Grimmer Than Hell by David Drake

“Well, they’re quiet, they’re not hurting anybody,” the man in yellow said. Then, with some embarrassment, he added, “Besides, the patrols are understrength now. Finances are, well. . . .”

“Sure,” Lacey said, glancing over his shoulder at the party. He was visualizing how twenty men could clear the street with a tanker of stun gas and enough trucks to hold the bodies. It wasn’t his city, though; and Lacey was far too intelligent to believe the State would be a better place if everyone’s instincts were like his. Control was the key . . . but no control was as important as his own self-control.

Barbee stopped finally in front of one of a line of concrete buildings, new enough to be twenty stories high instead of eighty. The windows were opened in more facets than a beetle’s eyes. “Here you are,” said the guide, “the Tweed Building. You’re to report to Captain Max Nootbaar on Level Twenty. He’ll have your instructions.”

Lacey looked upward. Yellow-painted air cars burred to and from the landing stage on the building’s roof. At least somebody on the City payroll had access to transport that couldn’t be mired by block parties. “Crime Service headquarters?” the Southerner queried.

“That’s right.”

“And no elevators, I’d guess.”

“Of course not.”

Barbee was already walking away, toward a more distant building of the vast Complex. Lacey let out an inarticulate scream and leaped upon the slimmer man, throwing him to the ground. The Southerner brought a flat tube from under his tunic. It snicked out a 5-cm blade when he squeezed. “I’ll kill you!” he shouted to the guide. “I’ll cut your heart out!” Only someone who had seen Lacey in a killing rage before would have noticed that this time his neck scar did not writhe against flushed skin.
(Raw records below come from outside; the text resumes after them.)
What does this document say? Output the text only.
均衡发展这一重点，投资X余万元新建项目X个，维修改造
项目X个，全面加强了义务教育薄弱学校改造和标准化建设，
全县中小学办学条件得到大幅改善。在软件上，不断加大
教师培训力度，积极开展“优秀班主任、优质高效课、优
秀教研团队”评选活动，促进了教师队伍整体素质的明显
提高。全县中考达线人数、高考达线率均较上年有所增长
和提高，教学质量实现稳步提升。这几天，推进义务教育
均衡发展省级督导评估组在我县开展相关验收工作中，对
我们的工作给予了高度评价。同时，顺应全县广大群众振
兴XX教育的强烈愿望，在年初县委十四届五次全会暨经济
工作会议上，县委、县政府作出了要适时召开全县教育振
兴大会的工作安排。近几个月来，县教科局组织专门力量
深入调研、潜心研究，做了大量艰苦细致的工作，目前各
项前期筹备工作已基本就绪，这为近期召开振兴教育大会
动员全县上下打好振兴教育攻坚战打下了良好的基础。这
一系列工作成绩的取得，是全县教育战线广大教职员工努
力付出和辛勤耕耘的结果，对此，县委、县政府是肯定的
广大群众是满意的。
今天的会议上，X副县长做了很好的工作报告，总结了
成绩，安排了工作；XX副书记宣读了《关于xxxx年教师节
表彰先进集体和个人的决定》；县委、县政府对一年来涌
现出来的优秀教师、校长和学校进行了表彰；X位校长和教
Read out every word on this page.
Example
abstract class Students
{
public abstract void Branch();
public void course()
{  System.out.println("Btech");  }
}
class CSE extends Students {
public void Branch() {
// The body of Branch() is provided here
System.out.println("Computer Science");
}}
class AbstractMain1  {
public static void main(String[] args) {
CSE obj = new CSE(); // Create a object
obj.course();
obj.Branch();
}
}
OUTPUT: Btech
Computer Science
The street was straight and broad; a dozen scanning cameras on it recorded the incipient mayhem. Relays tripped, panels glowed red, and a patrol car slowing to land on the Tweed Building instead plunged down toward Lacey. In contrast, the pedestrian traffic surged outward like a creek against an obstructing rock. The passers-by continued to move as if they were oblivious of the mingled screams of victim and assailant.

Lacey suddenly stood, closing and slipping away his knife. He reached out a hand to help Barbee up. The guide screamed again and tried to crawl away. Fear wedged his body against the seam of building and sidewalk.

The ten-place patrol car slammed to the pavement behind Lacey. “Get ’em up!” a hoarse voice shouted.

Lacey raised his hands and turned with a quizzical expression. The four uniformed policemen had him covered with needle guns and a stun gas projector. “Good morning, sergeant, patrolmen,” Lacey said calmly. “I’m Field Agent Jed Lacey from Greater Greensboro. I’m due for an appointment with Captain Nootbaar. My guide here tripped on that crack in the pavement. Must say I’m a little surprised to have a Red Team react to that.” He smiled. “I’d have expected Public Works, if anyone.”

The sergeant frowned. Barbee saw that Lacey’s back was turned. He began running down the sidewalk, first in a crouch and then full-tilt. Lacey glanced at him. “Must be in as much of a hurry as I am,” he remarked disinterestedly.

The patrolmen wore puzzled expressions. Their sergeant queried his mastoid implant, then waited for the answer with his hand cocked. When it came, he spat disgustedly and reslung his gas gun. “Yeah, Captain Nootbaar says send him up,” he said. “Two bleeding false alarms in one day.”

“If you don’t mind, I’ll ride up with you,” Lacey said, lowering his hands as the Red Team locked its weapons back on safe. “I was afraid for a moment I’d have to climb twenty flights of stairs.”

“Sure, room we got,” the sergeant grunted. “Men, no, but we got room.” The driver lifted them vertically, faster than they would have dropped in free-fall. “First the computer crashes us in on a strangling. That turns out to be two kids screwing under a sheet. Then we’re held over our shift ’cause the bloody Streets Department sits around with its thumb up its ass instead of fixing the sidewalks. I swear, a bit more of this and they’ll have to look for me Underground too.”